Middle ground


In a perfect world, students are motivated to learn and parents are friendly, supportive, and eager to work with teachers to make sure their children get the best possible education.


Teacher vs. Tutor

A teacher is a professional who follows a curriculum in a structured learning environment. A tutor is someone who helps a student understand the material they are learning. I think Eikaiwa teachers are more like tutors, because they are informal and give additional, special, or remedial instruction. What do you think? Is it just a matter of semantics? I'll stick with teacher.


What is an Eikaiwa?

Stemming from the Japanese translation for English language conversation, eikaiwas are exactly that: schools created to help support the public education system in its quest to improve the English conversational and/or grammar skills of students.


Let's talk about 'Eikaiwa' schools

There is no denying that nowadays, students of all ages are increasingly seen as consumers who are entitled to an English lesson designed to entertain them. It is also accepted that students are unmotivated by default and the main goal of a teacher is to motivate them.


Teachers and students need to meet in the middle, but it's the students job to understand and accept where that middle is. For some students, this might feel unfair, because they're paying to work harder than the teacher.

Just remember: you can learn everyting, but you can’t teach everything.


A motivated teacher is crucial for a successful student, but only a motivated student can become a successful one. A teacher can facilitate that motivation, but they can't make a student motivated.


For a teacher, motivating students is about finding ways to help them satisfy their three psychological needs.

  1. Autonomy: the need to take ownership of one's behavior.

  2. Relatedness: the need to feel connected.

  3. Competence: the need to produce desired outcomes.

Meeting in the middle

  1. With autonomy, students need to ask, What choices do I have? There are a variety of different Eikaiwa schools to choose from and the student decides the school. The student is making a choice! What they decide to do with their choice is up to them. For example, If a students chooses not to be ready for a class they decided to take, they won't progress and this outcome is a result of the way they handled their choice.

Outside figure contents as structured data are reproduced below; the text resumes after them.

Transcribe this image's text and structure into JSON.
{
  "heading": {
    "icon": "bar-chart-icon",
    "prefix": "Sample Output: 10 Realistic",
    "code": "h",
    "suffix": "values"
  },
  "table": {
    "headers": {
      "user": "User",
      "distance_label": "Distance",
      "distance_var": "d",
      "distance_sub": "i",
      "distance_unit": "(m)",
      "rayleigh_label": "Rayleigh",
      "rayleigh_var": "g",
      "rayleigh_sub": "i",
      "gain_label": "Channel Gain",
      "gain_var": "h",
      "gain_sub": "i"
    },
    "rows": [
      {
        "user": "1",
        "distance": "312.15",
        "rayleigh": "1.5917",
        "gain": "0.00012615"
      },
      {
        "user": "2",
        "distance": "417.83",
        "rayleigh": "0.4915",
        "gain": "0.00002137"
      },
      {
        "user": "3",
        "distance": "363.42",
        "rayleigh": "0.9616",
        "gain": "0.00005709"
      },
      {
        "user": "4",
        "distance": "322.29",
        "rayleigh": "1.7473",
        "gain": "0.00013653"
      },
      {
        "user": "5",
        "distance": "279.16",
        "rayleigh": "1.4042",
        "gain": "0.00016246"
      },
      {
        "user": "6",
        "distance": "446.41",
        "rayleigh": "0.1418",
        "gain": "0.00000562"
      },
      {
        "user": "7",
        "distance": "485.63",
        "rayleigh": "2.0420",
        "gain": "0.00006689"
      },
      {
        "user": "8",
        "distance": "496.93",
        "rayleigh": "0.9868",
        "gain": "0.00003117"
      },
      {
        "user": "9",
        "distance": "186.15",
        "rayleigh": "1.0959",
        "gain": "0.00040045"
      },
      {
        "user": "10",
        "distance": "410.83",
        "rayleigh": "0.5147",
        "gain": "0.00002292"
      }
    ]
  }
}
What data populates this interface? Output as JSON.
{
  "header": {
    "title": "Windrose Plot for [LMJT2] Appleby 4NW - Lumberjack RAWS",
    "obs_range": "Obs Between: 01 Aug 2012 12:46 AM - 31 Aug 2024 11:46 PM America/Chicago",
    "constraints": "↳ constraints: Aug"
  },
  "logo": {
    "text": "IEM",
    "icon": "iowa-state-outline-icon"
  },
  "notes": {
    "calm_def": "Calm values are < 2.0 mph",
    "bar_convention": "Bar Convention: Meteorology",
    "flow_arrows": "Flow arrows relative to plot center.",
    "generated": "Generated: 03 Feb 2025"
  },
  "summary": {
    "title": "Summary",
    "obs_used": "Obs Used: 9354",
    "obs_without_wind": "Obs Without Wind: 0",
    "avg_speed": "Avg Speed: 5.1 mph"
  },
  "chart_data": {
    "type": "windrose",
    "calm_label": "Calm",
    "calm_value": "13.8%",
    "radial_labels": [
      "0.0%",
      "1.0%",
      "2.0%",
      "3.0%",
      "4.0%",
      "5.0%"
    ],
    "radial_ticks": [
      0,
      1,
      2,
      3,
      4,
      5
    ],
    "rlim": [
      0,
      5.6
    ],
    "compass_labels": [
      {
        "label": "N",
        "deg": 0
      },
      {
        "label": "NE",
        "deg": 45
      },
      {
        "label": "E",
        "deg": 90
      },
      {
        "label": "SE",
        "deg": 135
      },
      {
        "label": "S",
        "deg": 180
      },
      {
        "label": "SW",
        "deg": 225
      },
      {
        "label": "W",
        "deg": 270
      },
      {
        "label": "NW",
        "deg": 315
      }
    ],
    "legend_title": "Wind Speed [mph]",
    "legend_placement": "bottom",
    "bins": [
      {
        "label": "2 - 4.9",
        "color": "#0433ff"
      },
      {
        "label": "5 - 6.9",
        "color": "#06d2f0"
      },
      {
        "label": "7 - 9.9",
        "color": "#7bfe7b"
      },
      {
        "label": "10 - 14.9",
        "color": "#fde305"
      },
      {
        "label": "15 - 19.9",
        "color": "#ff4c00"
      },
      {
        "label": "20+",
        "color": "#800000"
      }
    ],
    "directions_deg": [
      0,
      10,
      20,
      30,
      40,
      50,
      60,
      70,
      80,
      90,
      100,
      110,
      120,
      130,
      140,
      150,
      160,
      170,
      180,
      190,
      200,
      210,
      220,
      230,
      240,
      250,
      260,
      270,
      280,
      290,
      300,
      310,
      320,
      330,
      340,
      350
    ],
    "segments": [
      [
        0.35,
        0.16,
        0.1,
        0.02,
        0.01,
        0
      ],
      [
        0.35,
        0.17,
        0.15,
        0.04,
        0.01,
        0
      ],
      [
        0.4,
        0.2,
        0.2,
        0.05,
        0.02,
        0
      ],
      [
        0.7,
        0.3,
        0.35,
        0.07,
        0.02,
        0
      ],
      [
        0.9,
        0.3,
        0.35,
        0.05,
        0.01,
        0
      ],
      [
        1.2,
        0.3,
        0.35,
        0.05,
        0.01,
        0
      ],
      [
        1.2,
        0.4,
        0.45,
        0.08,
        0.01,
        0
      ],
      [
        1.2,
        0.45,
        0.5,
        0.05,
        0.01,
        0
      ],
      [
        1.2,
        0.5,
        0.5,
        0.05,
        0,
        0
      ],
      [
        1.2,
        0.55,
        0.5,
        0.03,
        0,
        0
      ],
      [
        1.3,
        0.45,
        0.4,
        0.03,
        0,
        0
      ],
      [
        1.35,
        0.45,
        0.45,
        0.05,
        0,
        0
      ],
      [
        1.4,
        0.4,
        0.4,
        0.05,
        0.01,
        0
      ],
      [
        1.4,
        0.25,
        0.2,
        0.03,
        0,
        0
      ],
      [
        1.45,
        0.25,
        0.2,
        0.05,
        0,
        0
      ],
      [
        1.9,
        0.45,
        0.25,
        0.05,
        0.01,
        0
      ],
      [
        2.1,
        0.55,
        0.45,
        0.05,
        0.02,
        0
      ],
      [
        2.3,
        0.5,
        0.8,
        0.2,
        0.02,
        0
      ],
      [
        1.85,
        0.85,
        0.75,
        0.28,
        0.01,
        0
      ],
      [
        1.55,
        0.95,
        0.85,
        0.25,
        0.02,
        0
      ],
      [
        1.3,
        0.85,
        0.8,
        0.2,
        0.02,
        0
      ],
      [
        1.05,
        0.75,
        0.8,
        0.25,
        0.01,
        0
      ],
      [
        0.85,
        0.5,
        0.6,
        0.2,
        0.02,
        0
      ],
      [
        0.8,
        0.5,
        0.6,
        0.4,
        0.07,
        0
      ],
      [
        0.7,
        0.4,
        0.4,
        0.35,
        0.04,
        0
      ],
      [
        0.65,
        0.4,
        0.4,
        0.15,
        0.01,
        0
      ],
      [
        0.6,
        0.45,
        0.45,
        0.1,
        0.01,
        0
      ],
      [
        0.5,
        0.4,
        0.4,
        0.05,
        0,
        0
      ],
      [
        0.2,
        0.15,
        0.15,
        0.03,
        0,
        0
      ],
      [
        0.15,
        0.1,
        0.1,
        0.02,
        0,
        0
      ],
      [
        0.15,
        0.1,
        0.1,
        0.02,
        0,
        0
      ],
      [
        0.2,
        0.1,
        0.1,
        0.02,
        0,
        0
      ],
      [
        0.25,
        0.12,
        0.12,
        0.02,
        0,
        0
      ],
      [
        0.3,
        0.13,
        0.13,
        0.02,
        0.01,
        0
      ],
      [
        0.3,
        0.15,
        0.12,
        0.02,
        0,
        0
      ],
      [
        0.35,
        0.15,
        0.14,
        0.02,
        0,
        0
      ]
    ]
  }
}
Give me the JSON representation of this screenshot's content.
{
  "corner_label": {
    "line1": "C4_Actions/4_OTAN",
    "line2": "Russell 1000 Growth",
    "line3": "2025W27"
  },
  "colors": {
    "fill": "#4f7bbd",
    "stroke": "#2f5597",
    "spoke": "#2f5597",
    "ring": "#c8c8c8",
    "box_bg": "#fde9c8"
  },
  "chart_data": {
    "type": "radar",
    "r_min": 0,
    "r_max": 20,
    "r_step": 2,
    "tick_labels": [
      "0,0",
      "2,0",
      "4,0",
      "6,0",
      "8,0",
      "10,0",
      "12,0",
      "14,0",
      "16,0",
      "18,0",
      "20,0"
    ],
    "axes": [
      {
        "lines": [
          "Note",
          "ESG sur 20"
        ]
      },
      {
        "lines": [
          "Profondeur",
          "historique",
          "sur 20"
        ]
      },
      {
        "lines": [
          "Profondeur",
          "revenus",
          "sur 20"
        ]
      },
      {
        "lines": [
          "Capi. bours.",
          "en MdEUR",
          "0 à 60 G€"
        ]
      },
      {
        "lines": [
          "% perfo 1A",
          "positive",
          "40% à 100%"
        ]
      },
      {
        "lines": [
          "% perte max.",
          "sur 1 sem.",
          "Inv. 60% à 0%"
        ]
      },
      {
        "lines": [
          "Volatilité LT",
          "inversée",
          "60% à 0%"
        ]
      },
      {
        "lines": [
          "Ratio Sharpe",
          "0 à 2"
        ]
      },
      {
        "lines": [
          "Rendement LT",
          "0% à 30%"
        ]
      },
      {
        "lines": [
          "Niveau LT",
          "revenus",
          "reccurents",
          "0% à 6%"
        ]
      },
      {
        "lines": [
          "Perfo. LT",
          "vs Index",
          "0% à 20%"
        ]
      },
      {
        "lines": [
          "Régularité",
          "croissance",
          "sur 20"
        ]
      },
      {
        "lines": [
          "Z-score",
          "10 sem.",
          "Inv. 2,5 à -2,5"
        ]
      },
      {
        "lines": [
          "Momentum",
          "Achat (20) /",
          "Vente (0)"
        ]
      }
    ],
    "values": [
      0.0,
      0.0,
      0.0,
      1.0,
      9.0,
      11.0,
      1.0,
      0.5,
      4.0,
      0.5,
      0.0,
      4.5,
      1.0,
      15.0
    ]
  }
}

  2. With relatedness, teachers need to provide ways for their students to connect with the lesson and students need to contribute in ways beyond their own self interests.

  3. With competence, after each lesson, teachers should ask themselves "What did I teach today?" and students should ask themselves "What did I learn today?" With both, it should never be "What did I do today?"

My school is a lot of work and students need to be prepared!

Why? Second language learners need to encounter, reuse, and recycle language in many different contexts and forms before they acquire it and can use it independently and with automaticity. I don't use books because they tell the learner what to say, when to say it, how to say it, and don't allow for much flexibility. Remember, we're talking "English conversation school."


Self-study

Self-study is an essential part of learning and it complements the lesson. Some students think self-studying is negative though! Crazy right!! Self-studying takes a lot of discipline and can be difficult at first, but it's something students need to do.


"Do or do not, there is no try" -Yoda


If you're determined to learn, no one can stop you. Even with a bad teacher, a student determined to learn, will learn.

If you're not willing to learn, no one can help you. Even with the best teacher in the world, a student unwilling to learn, will not learn.